Swan Lake Nature Sanctuary facts for kids
Swan Lake Christmas Hill Nature Sanctuary is a nature reserve located in Saanich, British Columbia. The sanctuary includes a lake, adjacent marshy lowlands, and the Nature House, as well as a good part of the summit regions of Christmas Hill.
The nature sanctuary consists of two physically and ecologically distinct areas: the low wetland area surrounding Swan Lake, and the rocky Garry oak-forested hilltop of Christmas Hill. The two areas are joined by a connecting corridor trail along the Nelthorpe Road allowance, crossing McKenzie Avenue at a pedestrian-controlled crosswalk. Portions of the corridor trail are on the roadside, and are identified by signs with a hiker symbol and arrow to indicate the direction.
The sanctuary land surrounding the lake covers 43.4 hectares (107 acres) in addition to the 9.4 hectare (23 acre) lake. In the winter flooding stage, the lake can cover up to 32.4 hectares (80 acres) of the low-lying lands around the lake.
Sanctuary grounds
All of the nature sanctuary lands are owned by Saanich, except for the two parcels identified on the map (Swan lake map, below) as Nature Trust BC Lands, covering 2.4 hectares (6 acres). All of the lands are managed by the Swan Lake Christmas Hill Nature Sanctuary Society under the terms of a land management agreement between the society and the Municipality of Saanich.
- Lake surface area: 9.4 hectares (23 acres)
- Winter flood lake area: 32.4 hectares (80 acres)
- Land area excluding lake: 43.4 hectares (107 acres)
- Land area including lake: 53 hectares (131 acres)
The Swan Lake portion of the nature sanctuary is bordered on the west by the Pat Bay Highway; on the east by Saanich Road; on the north by Ralph Street, Sevenoaks and Nelthorpe; and on the south by the Lockside Regional Trail. On the east side of Saanich Road, the vegetated area under the Lochside trestle is also part of the sanctuary lands. Blenkinsop Creek flows through this area on its way to Swan Lake.

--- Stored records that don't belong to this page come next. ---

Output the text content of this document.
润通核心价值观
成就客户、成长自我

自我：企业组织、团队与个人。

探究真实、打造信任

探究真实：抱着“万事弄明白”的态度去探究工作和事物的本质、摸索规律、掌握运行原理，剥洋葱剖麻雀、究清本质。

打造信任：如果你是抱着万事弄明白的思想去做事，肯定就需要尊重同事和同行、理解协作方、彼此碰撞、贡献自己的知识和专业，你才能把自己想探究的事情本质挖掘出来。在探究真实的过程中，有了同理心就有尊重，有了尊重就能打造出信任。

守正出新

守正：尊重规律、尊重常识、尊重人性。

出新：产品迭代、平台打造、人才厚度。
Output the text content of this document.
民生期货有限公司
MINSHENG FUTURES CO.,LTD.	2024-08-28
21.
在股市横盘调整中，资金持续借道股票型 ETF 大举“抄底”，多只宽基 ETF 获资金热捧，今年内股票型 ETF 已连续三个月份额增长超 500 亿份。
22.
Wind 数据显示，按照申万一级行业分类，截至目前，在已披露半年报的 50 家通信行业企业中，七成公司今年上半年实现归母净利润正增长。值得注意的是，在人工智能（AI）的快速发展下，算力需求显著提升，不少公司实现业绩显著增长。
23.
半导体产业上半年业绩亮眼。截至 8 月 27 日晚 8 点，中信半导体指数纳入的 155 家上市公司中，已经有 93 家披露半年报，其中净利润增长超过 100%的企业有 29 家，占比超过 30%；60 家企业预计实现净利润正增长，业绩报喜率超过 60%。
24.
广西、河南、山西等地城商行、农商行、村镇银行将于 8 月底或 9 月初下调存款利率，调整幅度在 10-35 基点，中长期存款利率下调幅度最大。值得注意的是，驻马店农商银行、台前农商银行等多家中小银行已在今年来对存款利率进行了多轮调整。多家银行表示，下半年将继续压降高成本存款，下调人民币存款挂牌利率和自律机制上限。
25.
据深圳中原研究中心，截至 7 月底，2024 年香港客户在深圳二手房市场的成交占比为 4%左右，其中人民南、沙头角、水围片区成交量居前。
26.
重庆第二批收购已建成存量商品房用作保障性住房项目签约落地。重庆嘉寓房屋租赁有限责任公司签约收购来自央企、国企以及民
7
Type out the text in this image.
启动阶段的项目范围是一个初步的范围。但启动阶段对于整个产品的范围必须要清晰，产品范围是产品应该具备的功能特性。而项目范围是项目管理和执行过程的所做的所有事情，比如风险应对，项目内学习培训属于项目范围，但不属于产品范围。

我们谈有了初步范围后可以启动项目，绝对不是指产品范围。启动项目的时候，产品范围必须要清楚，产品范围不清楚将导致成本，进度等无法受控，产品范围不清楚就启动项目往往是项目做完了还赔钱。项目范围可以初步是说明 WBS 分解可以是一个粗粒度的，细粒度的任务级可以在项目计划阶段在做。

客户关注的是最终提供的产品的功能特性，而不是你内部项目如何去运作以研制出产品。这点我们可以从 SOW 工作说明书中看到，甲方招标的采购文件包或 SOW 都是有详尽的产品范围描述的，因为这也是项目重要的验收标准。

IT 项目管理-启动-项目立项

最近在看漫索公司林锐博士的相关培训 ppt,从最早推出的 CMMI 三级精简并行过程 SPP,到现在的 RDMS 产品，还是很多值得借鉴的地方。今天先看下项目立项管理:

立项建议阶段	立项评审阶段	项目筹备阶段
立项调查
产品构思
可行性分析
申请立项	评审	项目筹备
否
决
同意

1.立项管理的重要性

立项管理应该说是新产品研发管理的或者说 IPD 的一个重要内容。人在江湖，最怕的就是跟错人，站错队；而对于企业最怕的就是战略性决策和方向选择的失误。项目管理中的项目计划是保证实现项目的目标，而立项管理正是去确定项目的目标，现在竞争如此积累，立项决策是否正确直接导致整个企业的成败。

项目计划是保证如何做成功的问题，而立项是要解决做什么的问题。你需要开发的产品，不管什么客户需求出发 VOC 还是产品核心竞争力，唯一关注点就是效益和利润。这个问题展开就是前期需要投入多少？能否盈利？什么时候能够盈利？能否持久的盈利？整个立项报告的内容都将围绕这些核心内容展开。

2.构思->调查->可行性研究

The Christmas Hill portion of the nature sanctuary is bordered on the west by a community greenway trail linking Rainbow Street with Rogers Avenue and Rogers Elementary School, and on the south, east and north by mixed residential lands.
History
Pre-contact human history
First Nations people have lived in coastal B.C. areas for at least 8–9,000 years, though the oldest documented archaeological sites in the Victoria area are about 4,150 years old.
Grant Keddie, Royal BC Museum archaeologist, describes Swan Lake as an important hunting and gathering area for the Songhees people. Over the years, a number of arrowheads and spear tips have been found in the fields and hillsides surrounding the lake, indicating a high level of hunting in the region.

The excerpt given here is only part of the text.